Developers researched

ETH
Denver

Live demo validation — 2024

EthDenver 2024 was the forcing function. Live demos with real developers under conference conditions gave us signal that existing benchmark-led evaluation could not — which parts of the UX held up, where developers hesitated, and what they actually needed from an AI coding tool.

LLM pipeline RAG / retrieval grounding Prompt engineering Golden datasets LLMOps instrumentation AI UX design Developer research Smart contracts

04 — How I Think About AI Products

Principles from working inside the stack

Building with LLMs changed how I think about product work. The usual levers — spec the feature, ship the feature, measure the feature — do not transfer cleanly when the output is probabilistic and the failure mode is subtle rather than binary.

01 ——

Define success before you touch the model

What does a good output actually look like? If you cannot articulate that with examples, you cannot evaluate whether the model is getting better. Golden datasets are not a testing afterthought — they are the thing that lets you iterate with confidence.

02 ——

The prompt is the product

System prompts carry product logic — what the model will and will not do, how it handles edge cases, what it should admit it does not know. Writing them is product work, not engineering work. Changing them changes user experience.

03 ——

Instrument for iteration, not just monitoring

Tracking generation quality, latency and token cost is not just operational hygiene — it is what lets you make a structured argument for changing a prompt or swapping a model. Without it, improvement is anecdotal.

04 ——

Latency is a UX problem, not just an infrastructure one

LLMs are slow relative to user expectation. How you handle that wait — streaming, loading states, partial output, fallbacks — shapes whether users trust the product or abandon it. These are design decisions that belong in PM scope.

These principles came out of work at Blink, and have since been applied to other contexts — including a support automation project at Laguna, where the same questions around model behaviour, prompt design, evaluation and AI UX came up in a different product domain.

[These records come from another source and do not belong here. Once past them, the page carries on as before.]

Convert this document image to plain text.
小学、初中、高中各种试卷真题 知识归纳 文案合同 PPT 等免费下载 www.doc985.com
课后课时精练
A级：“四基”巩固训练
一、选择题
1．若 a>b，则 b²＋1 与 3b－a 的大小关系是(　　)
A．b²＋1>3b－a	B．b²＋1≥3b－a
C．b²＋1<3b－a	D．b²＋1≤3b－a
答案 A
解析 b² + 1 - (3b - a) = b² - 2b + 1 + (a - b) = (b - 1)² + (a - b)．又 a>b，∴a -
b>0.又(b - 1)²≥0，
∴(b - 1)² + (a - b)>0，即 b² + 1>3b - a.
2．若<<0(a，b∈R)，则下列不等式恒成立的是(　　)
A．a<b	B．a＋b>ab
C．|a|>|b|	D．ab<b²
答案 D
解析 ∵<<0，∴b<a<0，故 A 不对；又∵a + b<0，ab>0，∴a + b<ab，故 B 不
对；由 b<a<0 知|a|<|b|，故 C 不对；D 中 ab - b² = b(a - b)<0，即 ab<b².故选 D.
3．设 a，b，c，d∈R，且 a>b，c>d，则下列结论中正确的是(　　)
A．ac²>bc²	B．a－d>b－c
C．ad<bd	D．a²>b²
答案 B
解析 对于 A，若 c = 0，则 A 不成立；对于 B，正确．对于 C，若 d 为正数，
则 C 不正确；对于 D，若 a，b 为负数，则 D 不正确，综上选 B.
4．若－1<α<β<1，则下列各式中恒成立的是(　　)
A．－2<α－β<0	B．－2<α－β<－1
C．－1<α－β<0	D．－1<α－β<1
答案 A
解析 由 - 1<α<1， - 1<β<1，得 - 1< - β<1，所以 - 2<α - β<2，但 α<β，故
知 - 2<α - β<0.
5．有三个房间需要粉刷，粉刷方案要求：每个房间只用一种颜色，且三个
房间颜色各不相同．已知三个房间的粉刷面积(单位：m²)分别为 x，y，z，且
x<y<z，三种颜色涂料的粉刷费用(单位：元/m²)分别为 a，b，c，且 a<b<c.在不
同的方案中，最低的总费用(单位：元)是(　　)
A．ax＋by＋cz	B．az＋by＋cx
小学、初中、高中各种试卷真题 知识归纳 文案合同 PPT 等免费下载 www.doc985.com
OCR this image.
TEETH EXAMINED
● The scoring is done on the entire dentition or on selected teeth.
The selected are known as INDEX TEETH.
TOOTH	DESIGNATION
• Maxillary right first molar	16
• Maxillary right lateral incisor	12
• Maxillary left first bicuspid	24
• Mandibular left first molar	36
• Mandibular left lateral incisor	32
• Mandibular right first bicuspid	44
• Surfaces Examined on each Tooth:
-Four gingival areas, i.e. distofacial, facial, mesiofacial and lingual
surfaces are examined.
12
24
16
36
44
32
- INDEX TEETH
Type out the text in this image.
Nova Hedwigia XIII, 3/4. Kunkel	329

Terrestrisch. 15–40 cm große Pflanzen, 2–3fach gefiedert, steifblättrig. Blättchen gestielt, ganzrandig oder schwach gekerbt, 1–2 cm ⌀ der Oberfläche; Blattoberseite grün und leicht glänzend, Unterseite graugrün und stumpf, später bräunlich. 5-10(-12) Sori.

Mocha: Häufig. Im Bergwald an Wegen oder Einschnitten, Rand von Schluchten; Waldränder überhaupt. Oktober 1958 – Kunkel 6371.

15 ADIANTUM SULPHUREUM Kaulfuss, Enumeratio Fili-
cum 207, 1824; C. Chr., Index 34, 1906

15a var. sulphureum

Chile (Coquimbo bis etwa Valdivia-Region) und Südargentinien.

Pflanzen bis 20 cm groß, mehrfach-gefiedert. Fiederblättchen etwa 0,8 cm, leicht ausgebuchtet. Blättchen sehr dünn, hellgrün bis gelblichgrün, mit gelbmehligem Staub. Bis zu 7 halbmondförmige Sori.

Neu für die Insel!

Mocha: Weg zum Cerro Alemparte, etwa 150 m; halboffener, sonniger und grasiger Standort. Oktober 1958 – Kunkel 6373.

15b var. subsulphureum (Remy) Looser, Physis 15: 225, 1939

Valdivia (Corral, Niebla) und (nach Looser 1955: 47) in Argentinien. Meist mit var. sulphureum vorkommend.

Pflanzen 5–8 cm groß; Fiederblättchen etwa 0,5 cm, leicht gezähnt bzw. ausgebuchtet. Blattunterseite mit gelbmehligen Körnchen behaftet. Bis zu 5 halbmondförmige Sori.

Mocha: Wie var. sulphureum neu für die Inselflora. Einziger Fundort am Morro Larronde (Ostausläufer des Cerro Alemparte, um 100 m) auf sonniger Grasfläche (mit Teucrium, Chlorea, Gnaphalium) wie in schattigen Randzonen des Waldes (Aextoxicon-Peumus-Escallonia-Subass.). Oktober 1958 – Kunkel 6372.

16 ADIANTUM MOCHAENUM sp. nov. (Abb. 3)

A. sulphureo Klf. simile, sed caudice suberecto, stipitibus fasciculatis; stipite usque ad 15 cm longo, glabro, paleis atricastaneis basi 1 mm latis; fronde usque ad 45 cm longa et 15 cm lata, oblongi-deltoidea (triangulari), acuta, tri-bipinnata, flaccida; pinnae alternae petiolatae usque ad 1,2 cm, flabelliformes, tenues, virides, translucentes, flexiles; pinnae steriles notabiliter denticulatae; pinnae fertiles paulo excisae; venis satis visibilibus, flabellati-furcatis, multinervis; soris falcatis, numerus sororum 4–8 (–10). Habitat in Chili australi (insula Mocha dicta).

05 — Applied Context · Laguna

The same problems, different domain

At Laguna I scoped a support automation chatbot to reduce repetitive query volume. Different domain — conversational AI vs code generation — same core work: prompt design, model evaluation, and UX decisions around how the AI handles uncertainty. Trust failure in support costs differently than in code generation, which sharpened how I think about calibrating model behaviour to context.

06 — What's Next

Where I'm building next

The next layer of interesting AI product problems sits at the edge of agentic behaviour — where the model is not just generating output but taking actions, coordinating across tools, and operating within real business workflows.

Agentic Commerce

AI that acts, not just answers

How do you design trust and control into products where the AI is making decisions, not just generating text? That is the product question I want to be working on.

MCP / Tool Use

Models connected to real systems

Model Context Protocol and similar patterns let agents operate within existing toolchains. The product surface is less about the model and more about the orchestration — what the agent is allowed to do and how.